– Левая? Ближе к сердцу? – сказал Федотов. – Эх, вы… Не приходили… А Киев-то, Киев, а?
Я ответила:
– Освободили каштаны. И Владимирскую горку.
– Вот возьму и заплачу, – сказал он.
– Выдержу, – ответила я. – Вы сегодня не единственный плачете. Наши киевские меня второй день слезами обливают. А вам стыдно, вы большой.

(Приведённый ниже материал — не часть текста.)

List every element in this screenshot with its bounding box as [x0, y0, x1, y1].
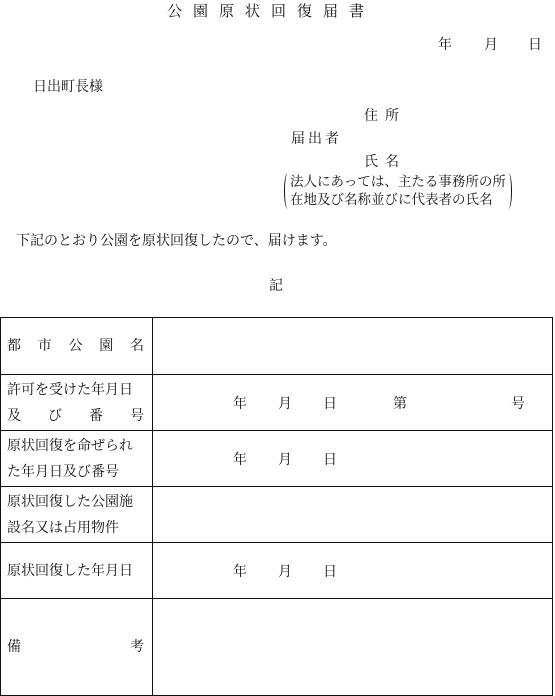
- order-day: 日: [323, 451, 337, 468]
- left-parenthesis: [284, 173, 291, 209]
- document-title: 公園原状回復届書: [167, 2, 376, 20]
- ki-heading: 記: [269, 278, 283, 294]
- address-label: 住所: [364, 108, 406, 124]
- right-parenthesis: [505, 173, 512, 209]
- table-row: [1, 318, 553, 375]
- table-row: [1, 487, 553, 543]
- intro-text: 下記のとおり公園を原状回復したので、届けます。: [16, 233, 337, 249]
- order-date-number-value[interactable]: [153, 431, 553, 487]
- permit-day: 日: [323, 395, 337, 412]
- table-row: [1, 543, 553, 599]
- date-year: 年: [438, 37, 452, 53]
- order-year: 年: [233, 451, 247, 468]
- table-row: [1, 431, 553, 487]
- remarks-value[interactable]: [153, 599, 553, 696]
- date-day: 日: [528, 37, 542, 53]
- park-name-label: 都 市 公 園 名: [1, 318, 153, 375]
- park-name-value[interactable]: [153, 318, 553, 375]
- date-month: 月: [484, 37, 498, 53]
- corporation-note: [284, 173, 512, 209]
- table-row: [1, 375, 553, 431]
- remarks-label: 備 考: [1, 599, 153, 696]
- permit-date-number-label: 許可を受けた年月日 及 び 番 号: [1, 375, 153, 431]
- notification-table: [0, 317, 553, 696]
- table-row: [1, 599, 553, 696]
- permit-number-prefix: 第: [393, 395, 407, 412]
- corporation-note-line1: 法人にあっては、主たる事務所の所: [290, 174, 506, 190]
- restoration-date-value[interactable]: [153, 543, 553, 599]
- permit-date-number-value[interactable]: [153, 375, 553, 431]
- restored-facility-label: 原状回復した公園施 設名又は占用物件: [1, 487, 153, 543]
- permit-month: 月: [278, 395, 292, 412]
- order-date-number-label: 原状回復を命ぜられ た年月日及び番号: [1, 431, 153, 487]
- permit-number-suffix: 号: [511, 395, 525, 412]
- corporation-note-line2: 在地及び名称並びに代表者の氏名: [290, 192, 493, 208]
- addressee: 日出町長様: [33, 79, 103, 95]
- permit-year: 年: [233, 395, 247, 412]
- restoration-day: 日: [323, 563, 337, 580]
- restoration-year: 年: [233, 563, 247, 580]
- restored-facility-value[interactable]: [153, 487, 553, 543]
- notifier-label: 届出者: [291, 131, 342, 147]
- restoration-date-label: 原状回復した年月日: [1, 543, 153, 599]
- order-month: 月: [278, 451, 292, 468]
- name-label: 氏名: [364, 154, 406, 170]
- restoration-month: 月: [278, 563, 292, 580]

– Вам стыдно, не мне, – сказал он, глядя мне прямо в глаза. И от этого прямого взгляда легче было слышать то, что он говорил. – Вам стыдно… Испугалась… Не ходит… Да будто я на фронте не был. Да будто я товарища уважать не могу. Да будто уж я не такой же военный, как и он.
– Простите меня, – сказала я.
И он ответил мне странно:
– Молодец, за правду люблю.
…Мы уже подходили к дому, когда Аня сказала:
– Счастливая та Маруська. Ладно, не буду я ей больше завидовать. Может, и мне выпадет счастье, а, Галина Константиновна?
И маленькая рука больше не билась в моей руке. Притихла, сдалась, согрелась.
Говорят, дети делятся на трудных и легких. Женя Авдеенко был самый легкий из всех моих детей. Заслуга тут не наша, он к нам пришел сложившимся человеком. Я часто думала, какова же была Женина семья, одарившая мальчика таким спокойствием, такой выдержкой и этим великолепным умением не думать о себе. С той минуты, как я увидела его на Зауральском, вокзале – растрепанного, шапка съехала на затылок, и эти глаза, которые сразу показались мне давно-давно знакомыми, – с той самой минуты я не помню, чтоб он заставлял о себе тревожиться, он только помогал. Хороший мальчик. Счастливый, легкий рост.
Женя темнел, только получая письма с фронта, от сестры. Он темнел, словно вместе с письмом приходило напоминание о доме, которого больше нет. Как-то я спросила:
– Что-нибудь случилось?
Он ответил:
– Нет, Галина Константиновна. Просто я боюсь заплакать. Не хочу.
Была у Жени и дружба, та, которой настоящее имя – первая любовь: в ней не отдают себе отчета, не знают ей названия, ею просто счастливы.
Смешно было подумать, что Жене придет в голову дернуть девочку за косу. Или сказать ей грубое слово, чтобы скрыть от самого себя то, что видят другие. Нельзя было представить, что он скажет пренебрежительно-насмешливо «девчонка». Он и в своей дружбе с Наташей был, как во всем, прост. И, может быть, поэтому их никто не дразнил. И я была, спокойна за этих двоих. Но всему на свете приходит конец, пришел конец и моему спокойствию.
Наташа появилась у нас в Черешенках семилетней девочкой. Глазастой, круглолицей. Сейчас ей исполнилось тринадцать, и стала она очень красивая. Черты определились, стали тонкими, правильными. И, однако, оно было очень живым и подвижным, это лицо, освещенное большими серыми глазами – уж такими лукавыми, такими блестящими…
Мало того, что она была хороша. В ней была та свобода очарования, которая, наверно, выше всякой красоты. Однажды, выйдя из дому, я увидела: сидит на скамейке Наташа, а перед ней опустился на одно колено Костя Лопатин и закрепляет ей коньки. Казалось бы, что ж тут особенного? Ровно ничего. Но вот любопытно: Наташа нисколько не помогала Косте – сидела с видом снисходительным и скучающим, точно оказывала человеку большую услугу: ладно уж, так и быть…
Из школы Наташа никогда не возвращалась одна – всегда у нее оказывалось трое или четверо провожатых.
– Галина Константиновна, а за Наташей сколько ребят бегает, – сообщила Тоня.
– Нет, эта в девках не засидится, – утверждала Валентина Степановна.
– Смотрите, как занятно, Галина Константиновна, – раздумывала вслух Ира Феликсовна, – есть девочки красивее Наташи, а все мальчики влюблены в нее.